The BioThesaurus web-based system [19] (http://pir.georgetown.edu/pirwww/iprolink/biothesaurus.shtml) was designed for the establishment of interactions between genes and proteins in unstructured text. The system was based on the use of vocabulary compiled from the different databases: UniProt [20]; NCBI resources devoted to genes and proteins [21], including Entrez Gene, RefSeq, and GenPept; and genomic databases of model organisms such as MGD [22], SGD [23], RGD [24], FlyBase [25], and WormBase [26] and some other sources. The total volume of the dictionary was about 2.8 million of unique gene and protein names.

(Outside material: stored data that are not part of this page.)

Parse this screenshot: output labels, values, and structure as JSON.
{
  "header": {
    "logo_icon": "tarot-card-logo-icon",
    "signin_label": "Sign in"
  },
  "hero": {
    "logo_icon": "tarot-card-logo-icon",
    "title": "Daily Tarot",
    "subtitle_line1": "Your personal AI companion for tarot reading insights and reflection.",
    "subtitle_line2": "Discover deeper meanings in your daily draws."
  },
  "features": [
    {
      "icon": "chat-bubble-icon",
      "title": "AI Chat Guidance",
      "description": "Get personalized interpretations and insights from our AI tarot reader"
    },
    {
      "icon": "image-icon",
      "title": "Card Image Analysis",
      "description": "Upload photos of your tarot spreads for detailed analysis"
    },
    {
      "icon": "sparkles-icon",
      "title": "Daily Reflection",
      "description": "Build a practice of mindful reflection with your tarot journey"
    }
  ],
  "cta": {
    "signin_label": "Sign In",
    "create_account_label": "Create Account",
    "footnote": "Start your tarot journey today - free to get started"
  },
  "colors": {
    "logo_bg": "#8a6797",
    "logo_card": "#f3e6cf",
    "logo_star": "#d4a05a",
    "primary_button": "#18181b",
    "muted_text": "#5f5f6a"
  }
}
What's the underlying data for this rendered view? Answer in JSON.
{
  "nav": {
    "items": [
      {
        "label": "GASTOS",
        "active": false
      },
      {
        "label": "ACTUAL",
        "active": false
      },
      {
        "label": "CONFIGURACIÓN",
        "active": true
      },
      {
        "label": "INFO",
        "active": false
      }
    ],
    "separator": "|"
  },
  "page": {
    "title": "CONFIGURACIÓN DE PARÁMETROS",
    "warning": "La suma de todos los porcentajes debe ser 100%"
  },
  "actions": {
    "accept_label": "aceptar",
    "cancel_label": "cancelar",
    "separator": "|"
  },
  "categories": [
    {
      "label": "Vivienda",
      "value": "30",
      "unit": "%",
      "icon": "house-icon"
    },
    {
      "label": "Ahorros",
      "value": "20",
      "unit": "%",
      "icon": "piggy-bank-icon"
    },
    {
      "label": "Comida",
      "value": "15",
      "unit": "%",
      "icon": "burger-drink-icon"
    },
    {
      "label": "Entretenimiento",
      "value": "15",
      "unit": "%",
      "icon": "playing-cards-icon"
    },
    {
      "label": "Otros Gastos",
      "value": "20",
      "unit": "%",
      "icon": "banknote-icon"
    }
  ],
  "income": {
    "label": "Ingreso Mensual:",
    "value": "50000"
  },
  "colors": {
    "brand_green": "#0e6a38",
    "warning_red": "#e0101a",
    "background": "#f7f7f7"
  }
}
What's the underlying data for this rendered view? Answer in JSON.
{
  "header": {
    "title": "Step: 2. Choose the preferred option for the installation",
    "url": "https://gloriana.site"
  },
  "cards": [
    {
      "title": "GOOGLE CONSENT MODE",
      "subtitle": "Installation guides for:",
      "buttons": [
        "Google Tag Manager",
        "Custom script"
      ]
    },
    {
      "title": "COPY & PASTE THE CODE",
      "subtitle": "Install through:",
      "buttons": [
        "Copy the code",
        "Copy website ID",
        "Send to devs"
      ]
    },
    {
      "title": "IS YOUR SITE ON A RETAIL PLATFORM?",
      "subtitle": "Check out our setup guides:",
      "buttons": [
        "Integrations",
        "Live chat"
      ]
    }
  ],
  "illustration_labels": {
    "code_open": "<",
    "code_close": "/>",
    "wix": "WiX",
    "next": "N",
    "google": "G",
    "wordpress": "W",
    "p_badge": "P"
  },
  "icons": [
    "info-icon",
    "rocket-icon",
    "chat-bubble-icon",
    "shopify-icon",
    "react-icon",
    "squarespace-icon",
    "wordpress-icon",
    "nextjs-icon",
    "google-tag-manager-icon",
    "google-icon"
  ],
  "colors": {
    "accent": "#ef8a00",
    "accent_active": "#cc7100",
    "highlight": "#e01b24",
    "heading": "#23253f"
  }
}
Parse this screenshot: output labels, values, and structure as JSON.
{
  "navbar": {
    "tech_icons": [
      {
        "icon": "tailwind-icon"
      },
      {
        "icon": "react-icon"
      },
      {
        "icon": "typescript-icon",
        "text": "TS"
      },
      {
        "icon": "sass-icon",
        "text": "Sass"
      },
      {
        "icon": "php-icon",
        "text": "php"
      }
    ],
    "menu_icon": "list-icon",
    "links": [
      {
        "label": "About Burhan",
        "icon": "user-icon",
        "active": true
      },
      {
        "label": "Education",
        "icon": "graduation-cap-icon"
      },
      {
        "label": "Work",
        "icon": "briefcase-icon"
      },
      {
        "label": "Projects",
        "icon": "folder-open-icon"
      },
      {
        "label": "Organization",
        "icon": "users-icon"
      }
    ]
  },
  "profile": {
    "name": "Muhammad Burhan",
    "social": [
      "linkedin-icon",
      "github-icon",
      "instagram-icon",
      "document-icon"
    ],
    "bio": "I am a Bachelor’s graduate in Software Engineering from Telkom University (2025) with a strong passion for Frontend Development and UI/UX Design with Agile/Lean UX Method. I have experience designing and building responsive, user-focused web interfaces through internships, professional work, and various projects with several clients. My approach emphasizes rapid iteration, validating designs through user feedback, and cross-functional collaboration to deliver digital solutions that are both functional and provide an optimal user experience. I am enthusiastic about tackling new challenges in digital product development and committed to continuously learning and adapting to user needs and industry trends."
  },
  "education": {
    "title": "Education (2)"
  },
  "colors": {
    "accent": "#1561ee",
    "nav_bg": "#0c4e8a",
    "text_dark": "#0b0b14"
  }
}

2.4 Recognition of Biological Objects with the Combining of Different Methods
For today most of modern systems designed for the identification of names of biological objects in texts are combining several different approaches. For example, popular is a combination of methods based on patterns with machine learning. This allows to achieve more higher values of completeness and accuracy. Tsuruoka and Tsujii used the search with the dictionary along with machine learning methods [27]. On the first step (recognition phase), the text was scanned using a dictionary for protein name candidates. The problem of spelling variation was solved with an approximate string-matching technique. On the second step (filtering phase), each candidate was checked if it is a name of a protein or not with a machine learning method. The classifier was trained on an annotated corpus GENIA [28] and used the context of the term and the term itself as the features for the classification. Only “accepted” candidates were recognized as names of proteins. The F-measure (the harmonic value of the precision and recall values) for this system was 70.2 %.
Hakenberg with colleagues developed a GNAT system [29] (http://cbioc.eas.asu.edu/gnat/) for the identification of the names of genes from various organisms in the texts of abstracts of scientific publications. For the identification of gene names, dictionaries (for each of the 25 organisms, a separate dictionary was compiled) and machine learning methods were used. The search of noncanonical forms of names was done using automates with the ending number of states, while the identification of canonical names was done with the help of dictionaries based on Entrez, GO, UniProt, and other databases. The F-score of the system was 81.4 % (the precision and recall were 90.8 % and 73.8 %, respectively).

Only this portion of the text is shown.